KGNET - A GML-Enabled RDF Engine

KGNET is to be published at ICDE-2023

KGNET - A GML-Enabled RDF Engine

This vision paper proposes KGNet, an on-demand graph machine learning (GML) as a service on top of RDF engines to support GML-enabled SPARQL queries. KGNet automates the training of GML models on a KG by identifying a task-specific subgraph. This helps reduce the task-irrelevant KG structure and properties for better scalability and accuracy. While training a GML model on KG, KGNet collects metadata of trained models in the form of an RDF graph called KGMeta, which is interlinked with the relevant subgraphs in KG. Finally, all trained models are accessible via a SPARQL-like query. We call it a GML-enabled query and refer to it as SPARQLML. KGNet supports SPARQLML on top of existing RDF engines as an interface for querying and inferencing over KGs using GML models. The development of KGNet poses research opportunities in several areas, including meta-sampling for identifying task-specific subgraphs, GML pipeline automation with computational constraints, such as limited time and memory budget, and SPARQLML query optimization. KGNet supports different GML tasks, such as node classification, link prediction, and semantic entity matching. We evaluated KGNet using two real KGs of different application domains. Compared to training on the entire KG, KGNet significantly reduced training time and memory usage while maintaining comparable or improved accuracy. The KGNet source-code1 is available for further study

SPARQL-ML Demo Vedio

SAPRQL-ML Demo Colab notebook.

Installation

Clone the kgnet repo
Create kgnet Conda environment (Python 3.8) and install pip requirements.
Activate the kgnet environment

conda activate kgnet

Quickstart

Install openlink Virtuoso Version 07.20.3229 and load the knowledge graphs used in this paper. We use DBLP version 2022-06-01, and FB15K.
Prepare endpoint IRI for each KG to train your models using KGNET.

Supported Features

Openlink-Virtuoso RDF Engine
Train GNN models
- node classification methods (RGCN,Shadow-GNN,GraphSaint)
- link prediction methods (RGCN,MorsE)
Inference for Seen Nodes
- node classification methods (RGCN,GraphSaint) , more methods to be supported soon
- node classification methods (RGCN) , more methods to be supported soon
SPARQL-ML queries
- Single GML task per query (user defined predicate i.e. kgnet:types/NodeClassifier)
- ( nested queries , unions , group by ) queries are not supported
RDF Engines
- Open-Link Virtuosos
- Stardog

KGNET Configration settings

Storage settings either (local file system, Remote File system, S3 storage)
- Datasets path: path to the trained task sampled subgraph data
- Inference data path : temp path to store inference subgraph data
- trained model path: path to the trained task model file
- Models storage manager API IP/Port : Restful API IP/Port
Inference API IP/Port: Restful API IP/Port
Data KG
- Endpoint url
- Named graph URI
KGMeta KG
- Endpoint url
- Named graph URI

1. Initializing KGNET

Step 1: Importing KGNET and setting up the paths.

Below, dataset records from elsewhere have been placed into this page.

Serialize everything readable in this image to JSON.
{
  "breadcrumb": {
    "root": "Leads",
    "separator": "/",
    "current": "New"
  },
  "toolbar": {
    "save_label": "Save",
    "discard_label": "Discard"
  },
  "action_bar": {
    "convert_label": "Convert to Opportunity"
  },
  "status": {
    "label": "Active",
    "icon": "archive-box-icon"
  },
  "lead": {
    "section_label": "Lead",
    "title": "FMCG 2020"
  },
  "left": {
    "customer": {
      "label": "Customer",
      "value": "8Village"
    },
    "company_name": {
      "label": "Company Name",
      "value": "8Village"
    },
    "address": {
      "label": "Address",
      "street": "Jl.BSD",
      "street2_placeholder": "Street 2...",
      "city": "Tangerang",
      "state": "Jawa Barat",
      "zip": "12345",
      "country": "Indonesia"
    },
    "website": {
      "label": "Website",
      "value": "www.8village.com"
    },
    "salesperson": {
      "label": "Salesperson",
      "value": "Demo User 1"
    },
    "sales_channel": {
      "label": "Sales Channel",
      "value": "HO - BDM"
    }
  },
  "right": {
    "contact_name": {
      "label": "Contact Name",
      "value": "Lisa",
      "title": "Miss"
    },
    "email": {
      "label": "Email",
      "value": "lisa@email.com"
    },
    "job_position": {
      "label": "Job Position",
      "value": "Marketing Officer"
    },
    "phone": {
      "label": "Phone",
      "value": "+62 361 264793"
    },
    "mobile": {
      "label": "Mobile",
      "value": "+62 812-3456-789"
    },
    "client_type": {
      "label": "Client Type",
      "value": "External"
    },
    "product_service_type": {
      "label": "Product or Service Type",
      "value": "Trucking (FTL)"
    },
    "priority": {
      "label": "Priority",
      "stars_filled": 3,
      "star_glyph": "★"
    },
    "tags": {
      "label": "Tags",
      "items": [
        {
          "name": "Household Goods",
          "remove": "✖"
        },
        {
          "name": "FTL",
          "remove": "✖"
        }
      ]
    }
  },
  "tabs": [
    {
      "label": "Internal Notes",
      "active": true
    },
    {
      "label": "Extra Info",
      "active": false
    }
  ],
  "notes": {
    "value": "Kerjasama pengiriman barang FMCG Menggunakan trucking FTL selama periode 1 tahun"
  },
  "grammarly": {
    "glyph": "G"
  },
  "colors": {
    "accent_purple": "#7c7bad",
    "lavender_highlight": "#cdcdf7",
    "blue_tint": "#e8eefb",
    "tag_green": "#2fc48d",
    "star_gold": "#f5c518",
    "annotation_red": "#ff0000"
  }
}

Use the following code to import KGNET and set up the path where you want to store your datasets:

from KGNET.KGNET import KGNET
KGNET.KGNET_Config.datasets_output_path="/path/to/datasets/"
...

Note: It is suggested that you observe the default paths inside KGNET/Constants.py and configure them based on your preference.

Step 2: Create a KGNET instance and load your Knowledge Graph (KG).

A KGNET object contains all the necessary details about the KG. You can instantiate a KGNET object with the following example:

kgnet = KGNET(KG_endpointUrl="http://206.12.100.35:5820/kgnet_kgs/query",KGMeta_endpointUrl="http://206.12.100.35:5820/kgnet_kgs/query", KG_NamedGraph_IRI='https://dblp2022.org',RDFEngine=RDFEngine.stardog)

Note: The above arguments are for the demo scenario. You can replace them with your own KG.

2. Performing Node Classification on your KG

Step 1: Train a Node Classification (NC) model.

To train a NC model for your KG, you can call the train_GML function of the KGNET. It requires 4 required arguments.

operatorType = Operation type; Node Classification or Link Prediction.

GNNMethod = Method for the model,e.g. GraphSaint, RGCN, etc.

targetNodeType = Select the target node from your KG.

labelNodeType = the label node you want to predict.

Below is an example of training a model on the DBLP 2022 subgraph dataset.

kgnet.train_GML(operatorType=KGNET.GML_Operator_Types.NodeClassification,
                GNNMethod=KGNET.GNN_Methods.Graph_SAINT,
                targetNodeType="dblp2022:Publication",labelNodeType="dblp2022:publishedIn_Obj")

Note: Once your Model is trained, it is uploaded to the KGNET.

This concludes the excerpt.